Compétences régaliennes transférables
À noter que le Congrès comptera désormais 56 membres, avec la possibilité de modifier le mode de scrutin, le nombre de circonscriptions et le nombre de membres des assemblées de province.
Si la répartition des compétences entre l'État et l’archipel reste maintenue, le texte prévoit la possibilité de transférer progressivement celles ayant trait à la « défense, monnaie, sécurité », mais aussi l’« ordre public, [la] justice et [le] contrôle de légalité ».
Pour cela, le congrès calédonien devra adopter une résolution à la majorité des trois cinquièmes et avec « l'approbation des Calédoniens par voie de consultation ». « Aucun transfert de compétence de nature régalienne ne pourra s'opérer sans l'approbation des Calédoniens », prévient le document signé à Bougival.
En matière de relations internationales, la compétence serait transférée à la Nouvelle-Calédonie, dans ses « champs de compétences propres », qui conduira ses actions diplomatiques « dans le respect de ses engagements internationaux et des intérêts de la France » (sécurité, défense et intérêts vitaux).
Enfin, l'accord propose un « pacte de refondation économique et financière » avec « l’indispensable assainissement des finances publiques » et qui prévoit également un « plan stratégique » pour le nickel.

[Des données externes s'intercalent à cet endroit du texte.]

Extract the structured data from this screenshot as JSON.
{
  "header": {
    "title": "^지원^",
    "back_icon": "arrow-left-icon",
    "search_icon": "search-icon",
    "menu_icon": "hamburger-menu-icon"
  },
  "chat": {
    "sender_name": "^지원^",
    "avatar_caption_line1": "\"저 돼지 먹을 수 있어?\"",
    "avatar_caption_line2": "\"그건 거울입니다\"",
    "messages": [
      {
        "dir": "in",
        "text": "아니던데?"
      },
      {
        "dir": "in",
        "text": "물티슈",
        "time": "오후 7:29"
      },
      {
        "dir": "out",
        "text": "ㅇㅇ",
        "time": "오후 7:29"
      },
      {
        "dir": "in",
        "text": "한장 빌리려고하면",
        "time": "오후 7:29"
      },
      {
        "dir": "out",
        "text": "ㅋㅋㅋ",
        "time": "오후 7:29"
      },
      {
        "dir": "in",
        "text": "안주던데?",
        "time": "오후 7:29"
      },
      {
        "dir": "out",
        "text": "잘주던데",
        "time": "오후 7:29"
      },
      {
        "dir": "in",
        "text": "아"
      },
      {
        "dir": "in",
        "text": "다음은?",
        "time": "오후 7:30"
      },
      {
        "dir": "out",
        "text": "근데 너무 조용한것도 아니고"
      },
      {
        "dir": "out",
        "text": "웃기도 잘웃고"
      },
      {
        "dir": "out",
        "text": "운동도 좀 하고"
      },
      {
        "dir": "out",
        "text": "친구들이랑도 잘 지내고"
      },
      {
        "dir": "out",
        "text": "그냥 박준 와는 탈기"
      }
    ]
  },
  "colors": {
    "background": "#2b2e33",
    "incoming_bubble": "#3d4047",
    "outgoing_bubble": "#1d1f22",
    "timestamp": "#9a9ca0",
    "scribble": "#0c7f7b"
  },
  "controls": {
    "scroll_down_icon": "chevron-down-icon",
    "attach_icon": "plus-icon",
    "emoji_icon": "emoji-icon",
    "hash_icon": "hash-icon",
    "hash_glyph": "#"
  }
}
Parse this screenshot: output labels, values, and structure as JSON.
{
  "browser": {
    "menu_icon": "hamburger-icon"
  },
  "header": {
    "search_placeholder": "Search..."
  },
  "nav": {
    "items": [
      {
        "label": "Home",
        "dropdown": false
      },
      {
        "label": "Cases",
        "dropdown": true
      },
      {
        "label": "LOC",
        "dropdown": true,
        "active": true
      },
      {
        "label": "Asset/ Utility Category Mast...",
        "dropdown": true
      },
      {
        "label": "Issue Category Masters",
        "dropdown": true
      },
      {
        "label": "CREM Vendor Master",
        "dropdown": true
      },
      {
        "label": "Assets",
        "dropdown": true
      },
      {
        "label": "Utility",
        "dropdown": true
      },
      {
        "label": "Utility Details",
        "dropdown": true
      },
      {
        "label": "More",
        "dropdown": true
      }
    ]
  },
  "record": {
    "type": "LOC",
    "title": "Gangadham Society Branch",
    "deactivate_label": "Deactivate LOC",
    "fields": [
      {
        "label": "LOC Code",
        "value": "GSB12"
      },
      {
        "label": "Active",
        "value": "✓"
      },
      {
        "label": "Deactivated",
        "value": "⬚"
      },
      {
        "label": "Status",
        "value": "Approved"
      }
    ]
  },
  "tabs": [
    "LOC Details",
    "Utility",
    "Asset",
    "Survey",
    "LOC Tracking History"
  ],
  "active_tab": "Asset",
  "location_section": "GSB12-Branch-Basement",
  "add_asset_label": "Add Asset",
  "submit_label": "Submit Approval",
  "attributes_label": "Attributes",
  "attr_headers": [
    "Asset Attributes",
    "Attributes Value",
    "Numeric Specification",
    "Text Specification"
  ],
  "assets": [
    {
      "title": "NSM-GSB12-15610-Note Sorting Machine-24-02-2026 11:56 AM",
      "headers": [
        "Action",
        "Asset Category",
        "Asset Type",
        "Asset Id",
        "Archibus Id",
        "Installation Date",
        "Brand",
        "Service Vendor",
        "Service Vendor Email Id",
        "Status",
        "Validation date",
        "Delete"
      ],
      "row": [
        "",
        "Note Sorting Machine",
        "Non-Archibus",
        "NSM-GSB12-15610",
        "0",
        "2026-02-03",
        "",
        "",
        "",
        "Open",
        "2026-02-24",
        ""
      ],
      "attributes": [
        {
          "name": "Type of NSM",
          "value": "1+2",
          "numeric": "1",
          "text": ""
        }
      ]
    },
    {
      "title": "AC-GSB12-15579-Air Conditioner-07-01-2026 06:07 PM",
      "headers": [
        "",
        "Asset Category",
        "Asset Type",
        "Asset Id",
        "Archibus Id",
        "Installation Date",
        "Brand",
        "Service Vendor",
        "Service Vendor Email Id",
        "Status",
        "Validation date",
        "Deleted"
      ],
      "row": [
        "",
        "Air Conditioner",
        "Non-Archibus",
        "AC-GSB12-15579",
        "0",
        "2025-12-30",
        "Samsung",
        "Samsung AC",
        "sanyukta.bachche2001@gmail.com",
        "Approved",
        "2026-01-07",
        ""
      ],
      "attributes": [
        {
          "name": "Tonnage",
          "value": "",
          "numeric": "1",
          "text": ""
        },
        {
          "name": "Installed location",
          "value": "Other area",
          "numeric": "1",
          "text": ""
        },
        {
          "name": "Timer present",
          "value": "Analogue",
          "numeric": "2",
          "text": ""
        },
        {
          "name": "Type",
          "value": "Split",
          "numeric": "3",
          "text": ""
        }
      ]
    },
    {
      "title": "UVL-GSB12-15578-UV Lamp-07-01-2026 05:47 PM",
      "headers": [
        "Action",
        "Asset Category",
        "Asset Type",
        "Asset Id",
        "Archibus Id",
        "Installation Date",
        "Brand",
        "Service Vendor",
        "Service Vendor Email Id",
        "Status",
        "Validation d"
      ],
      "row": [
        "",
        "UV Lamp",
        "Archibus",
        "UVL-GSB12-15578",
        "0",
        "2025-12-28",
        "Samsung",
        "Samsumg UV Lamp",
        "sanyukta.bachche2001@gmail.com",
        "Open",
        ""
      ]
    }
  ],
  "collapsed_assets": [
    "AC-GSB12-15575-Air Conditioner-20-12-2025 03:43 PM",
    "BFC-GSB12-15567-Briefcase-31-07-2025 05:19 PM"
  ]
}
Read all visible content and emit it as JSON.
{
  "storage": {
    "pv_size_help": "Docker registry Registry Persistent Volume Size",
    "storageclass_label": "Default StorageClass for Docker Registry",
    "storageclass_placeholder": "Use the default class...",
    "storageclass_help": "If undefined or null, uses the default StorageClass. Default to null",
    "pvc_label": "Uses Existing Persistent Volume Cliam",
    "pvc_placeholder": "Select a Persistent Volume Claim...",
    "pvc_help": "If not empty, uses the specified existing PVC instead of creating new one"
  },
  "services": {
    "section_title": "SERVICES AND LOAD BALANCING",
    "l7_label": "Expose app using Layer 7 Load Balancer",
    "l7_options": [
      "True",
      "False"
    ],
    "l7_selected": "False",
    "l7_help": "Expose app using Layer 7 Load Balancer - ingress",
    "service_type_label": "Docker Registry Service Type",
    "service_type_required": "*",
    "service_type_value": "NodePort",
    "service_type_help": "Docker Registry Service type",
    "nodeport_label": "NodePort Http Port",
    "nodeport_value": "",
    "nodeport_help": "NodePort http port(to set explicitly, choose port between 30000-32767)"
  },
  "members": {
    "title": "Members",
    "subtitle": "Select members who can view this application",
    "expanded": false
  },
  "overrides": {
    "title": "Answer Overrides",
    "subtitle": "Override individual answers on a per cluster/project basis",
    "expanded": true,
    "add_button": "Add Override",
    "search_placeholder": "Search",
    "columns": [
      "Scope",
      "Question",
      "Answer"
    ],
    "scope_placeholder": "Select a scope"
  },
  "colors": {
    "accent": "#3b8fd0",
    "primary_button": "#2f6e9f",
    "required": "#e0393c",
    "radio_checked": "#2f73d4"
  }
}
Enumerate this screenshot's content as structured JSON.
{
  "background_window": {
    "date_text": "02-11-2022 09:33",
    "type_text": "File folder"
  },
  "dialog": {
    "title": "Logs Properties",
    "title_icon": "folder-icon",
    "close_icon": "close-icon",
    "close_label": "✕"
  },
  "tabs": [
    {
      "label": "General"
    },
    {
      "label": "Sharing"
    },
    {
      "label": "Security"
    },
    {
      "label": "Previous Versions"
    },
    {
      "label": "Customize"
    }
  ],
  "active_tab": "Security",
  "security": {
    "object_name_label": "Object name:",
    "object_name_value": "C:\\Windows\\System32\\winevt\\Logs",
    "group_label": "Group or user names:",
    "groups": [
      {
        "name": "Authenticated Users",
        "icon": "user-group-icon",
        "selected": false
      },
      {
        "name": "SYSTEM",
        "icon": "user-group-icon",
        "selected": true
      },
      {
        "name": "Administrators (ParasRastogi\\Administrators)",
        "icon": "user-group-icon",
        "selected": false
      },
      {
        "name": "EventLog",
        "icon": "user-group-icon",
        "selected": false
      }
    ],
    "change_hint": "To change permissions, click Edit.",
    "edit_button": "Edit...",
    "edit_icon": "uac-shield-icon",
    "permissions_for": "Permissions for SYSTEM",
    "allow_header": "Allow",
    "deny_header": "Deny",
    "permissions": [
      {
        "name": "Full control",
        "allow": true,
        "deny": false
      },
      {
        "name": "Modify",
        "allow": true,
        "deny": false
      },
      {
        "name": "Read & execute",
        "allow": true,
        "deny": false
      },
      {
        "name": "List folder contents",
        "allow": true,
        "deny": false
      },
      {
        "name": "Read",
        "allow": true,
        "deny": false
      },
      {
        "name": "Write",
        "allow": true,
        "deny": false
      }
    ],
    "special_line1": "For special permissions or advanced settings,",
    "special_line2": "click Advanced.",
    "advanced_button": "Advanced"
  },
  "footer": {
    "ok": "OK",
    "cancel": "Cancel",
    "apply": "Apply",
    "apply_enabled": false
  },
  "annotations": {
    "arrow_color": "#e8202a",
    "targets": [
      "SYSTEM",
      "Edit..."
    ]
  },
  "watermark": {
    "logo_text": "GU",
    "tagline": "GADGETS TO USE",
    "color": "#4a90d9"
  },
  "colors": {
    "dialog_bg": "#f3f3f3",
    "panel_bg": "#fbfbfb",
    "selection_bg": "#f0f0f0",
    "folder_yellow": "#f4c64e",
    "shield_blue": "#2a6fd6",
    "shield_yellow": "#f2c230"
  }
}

Un « projet de société » et des politiques publiques seront mises en œuvre en matière de santé, d’éducation, de transport, de logement ou encore de préservation de l’environnement. La jeunesse devant être « la priorité absolue » de ces politiques.
« Trahison »
Reste que ce document n'est, toutefois, pas un accord définitif, mais un engagement des signataires à « présenter et défendre » ce texte devant leurs bases respectives en Nouvelle-Calédonie.
Une fois entériné par les partis et les mouvements qui l'ont signé sur l’archipel, l’accord prévoit l'adoption à l'automne d'une loi organique reportant les élections provinciales à juin 2026 qui sera suivie d’un projet de loi constitutionnelle modifiant la Constitution.
Ensuite, ce sera au tour des Calédoniens de se prononcer sur l'accord en février 2026, avant l’adoption de la loi organique spéciale en « mars-avril » qui doit définir les conditions de mise en œuvre de l’accord (« en particulier la répartition des compétences (…) celles-ci pouvant évoluer » ), les élections municipales en mars et, enfin, les élections provinciales en « mai-juin » pour laquelle la question du dégel du corps électoral avait provoqué les émeutes du printemps 2024.
Le projet d’accord indique, d’ailleurs, que cette élection sera ouverte aux électeurs justifiant de quinze années de résidence « de manière continue » sur l’archipel.
Reste que le projet d'accord est encore loin de faire consensus en Nouvelle-Calédonie. Manuel Valls a lui-même estimé que « rien n'est gagné », tout comme les signataires du texte (Union calédonienne et UNI-Palika pour les indépendantistes, Loyalistes et Rassemblement-LR pour les non-indépendantistes, Calédonie ensemble et Éveil océanien au centre) qui redoutent de le défendre sur place.
Pour preuve, le premier vice-président de la province Sud, Philippe Blaise, s’est déjà désolidarisé des signataires non-indépendantistes sur les réseaux sociaux, déplorant une « ligne rouge franchie » avec la reconnaissance d'une « nationalité distincte ». Plusieurs autres voix ont remis en cause « la légitimité des gens qui ont signé » ce projet d’accord.
Du côté des indépendantistes, certains ont aussi fustigé cet accord qui ne les « engage pas », ceux-ci dénonçant souvent la réforme du corps électoral. « Ouvrir le corps électoral, c'est nous effacer », a notamment condamné Brenda Wanabo-Ipeze, l'une des responsables de la Cellule de coordination des actions de terrain (CCAT), quand certains parlent même de « trahison ».